This sculpture is part of the Ancestors series, an installation at the Royal Academy of Art.
The Goggle Heads series by Elisabeth Frink is a group of sculptures she created which stem from a questioning and uncompromising preoccupation with masculine power that was central to Frink's work. On examining this sculpture further one notices the slight smirk in the smile, the heavy features, the hard and imposingly solid shape of the head.
'When I moved to France I got interested in the Algerian War, which was then just only over. It still rumbled away, the horror of it. What really triggered the Goggle Heads series were some rather extraordinary photographs of people like General Oufkir. They all hid behind dark glasses, and these became a symbol of evil for me', Frink explained.
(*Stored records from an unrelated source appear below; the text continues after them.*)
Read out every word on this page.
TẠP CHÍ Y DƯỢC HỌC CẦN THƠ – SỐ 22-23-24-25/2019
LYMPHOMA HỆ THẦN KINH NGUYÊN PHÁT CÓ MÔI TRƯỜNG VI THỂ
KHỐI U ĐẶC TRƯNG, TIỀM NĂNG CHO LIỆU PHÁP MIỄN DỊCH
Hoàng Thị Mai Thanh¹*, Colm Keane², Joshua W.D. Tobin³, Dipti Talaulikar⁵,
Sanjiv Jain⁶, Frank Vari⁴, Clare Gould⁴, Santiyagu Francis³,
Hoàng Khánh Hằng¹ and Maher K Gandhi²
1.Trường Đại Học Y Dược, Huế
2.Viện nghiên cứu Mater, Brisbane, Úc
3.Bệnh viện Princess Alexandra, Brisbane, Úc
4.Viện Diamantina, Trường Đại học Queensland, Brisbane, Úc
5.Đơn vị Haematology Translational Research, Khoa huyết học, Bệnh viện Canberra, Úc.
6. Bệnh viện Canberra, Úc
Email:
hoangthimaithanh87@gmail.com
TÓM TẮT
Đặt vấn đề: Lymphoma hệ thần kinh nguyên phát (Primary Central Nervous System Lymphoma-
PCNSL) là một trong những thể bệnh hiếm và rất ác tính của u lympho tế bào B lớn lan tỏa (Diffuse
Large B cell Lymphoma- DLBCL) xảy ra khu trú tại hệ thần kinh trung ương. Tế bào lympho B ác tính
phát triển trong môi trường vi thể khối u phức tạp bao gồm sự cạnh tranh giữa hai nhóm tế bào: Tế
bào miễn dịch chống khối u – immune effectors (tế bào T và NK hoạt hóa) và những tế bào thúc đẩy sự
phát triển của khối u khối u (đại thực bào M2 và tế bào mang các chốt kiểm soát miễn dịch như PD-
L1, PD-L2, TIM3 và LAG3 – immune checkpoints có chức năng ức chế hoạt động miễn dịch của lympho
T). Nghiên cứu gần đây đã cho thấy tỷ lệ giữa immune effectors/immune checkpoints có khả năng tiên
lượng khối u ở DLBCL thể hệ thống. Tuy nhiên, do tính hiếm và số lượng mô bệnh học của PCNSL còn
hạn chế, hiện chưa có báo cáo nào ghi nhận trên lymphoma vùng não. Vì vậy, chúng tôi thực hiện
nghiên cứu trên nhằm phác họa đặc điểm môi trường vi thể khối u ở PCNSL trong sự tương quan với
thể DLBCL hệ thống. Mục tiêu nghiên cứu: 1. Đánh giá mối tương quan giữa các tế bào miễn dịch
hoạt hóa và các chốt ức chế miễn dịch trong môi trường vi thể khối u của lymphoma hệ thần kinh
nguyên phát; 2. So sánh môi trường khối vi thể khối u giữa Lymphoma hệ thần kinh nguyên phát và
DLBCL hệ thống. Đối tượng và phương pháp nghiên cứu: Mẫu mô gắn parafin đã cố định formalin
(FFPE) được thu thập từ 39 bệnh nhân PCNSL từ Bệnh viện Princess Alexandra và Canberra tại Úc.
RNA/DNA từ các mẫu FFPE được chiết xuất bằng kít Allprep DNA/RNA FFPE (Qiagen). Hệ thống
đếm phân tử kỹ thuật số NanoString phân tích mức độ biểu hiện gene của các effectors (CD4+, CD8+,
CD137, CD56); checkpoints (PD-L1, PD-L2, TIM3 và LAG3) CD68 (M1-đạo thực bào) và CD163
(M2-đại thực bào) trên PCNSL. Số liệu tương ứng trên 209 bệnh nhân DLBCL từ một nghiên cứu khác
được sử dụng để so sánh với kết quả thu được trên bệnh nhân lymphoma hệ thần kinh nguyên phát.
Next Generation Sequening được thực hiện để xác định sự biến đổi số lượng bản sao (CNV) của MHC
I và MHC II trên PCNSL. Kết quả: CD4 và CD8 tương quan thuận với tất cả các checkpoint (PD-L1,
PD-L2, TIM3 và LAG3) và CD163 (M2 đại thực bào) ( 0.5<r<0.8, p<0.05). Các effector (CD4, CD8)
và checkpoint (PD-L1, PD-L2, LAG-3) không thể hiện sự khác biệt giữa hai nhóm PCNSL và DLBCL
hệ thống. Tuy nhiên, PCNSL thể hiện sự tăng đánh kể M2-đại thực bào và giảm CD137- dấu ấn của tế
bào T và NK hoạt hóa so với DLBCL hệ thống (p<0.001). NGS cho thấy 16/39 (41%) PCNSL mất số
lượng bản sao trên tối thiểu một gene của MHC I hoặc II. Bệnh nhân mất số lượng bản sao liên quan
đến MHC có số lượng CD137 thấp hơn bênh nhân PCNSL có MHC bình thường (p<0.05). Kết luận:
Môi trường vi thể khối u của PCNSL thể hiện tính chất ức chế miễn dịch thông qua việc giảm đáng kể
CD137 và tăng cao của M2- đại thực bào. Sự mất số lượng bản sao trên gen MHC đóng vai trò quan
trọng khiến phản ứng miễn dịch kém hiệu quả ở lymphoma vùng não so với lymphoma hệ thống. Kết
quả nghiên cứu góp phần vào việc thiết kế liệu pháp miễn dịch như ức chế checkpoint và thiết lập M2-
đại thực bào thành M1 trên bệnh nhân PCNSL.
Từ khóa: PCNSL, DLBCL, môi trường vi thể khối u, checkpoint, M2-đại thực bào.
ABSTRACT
Goggle Heads are sophisticated criminal types, their identities hidden behind polished goggles, displaying a bullish arrogance and suaveness. The double edged point of these glasses however, is that these men lack vision and they mask a vulnerability, as Peter Shaffer wrote: 'the constant wearing of dark glasses always speaks of impotence to me: a fear of having scrutiny returned - the secret terror of the torturer'. Goggle Heads are a direct attack on such individuals: brainless, nasty people. Frink has said that these sculptures are 'a statement on my part about the cruelty and stupidity of repressive regimes and of the men who operate them'. Through the continuous exploring of this theme, few artists have managed to comment so forcefully on the character of these men as Frink has, through these monumental, compelling bronzes.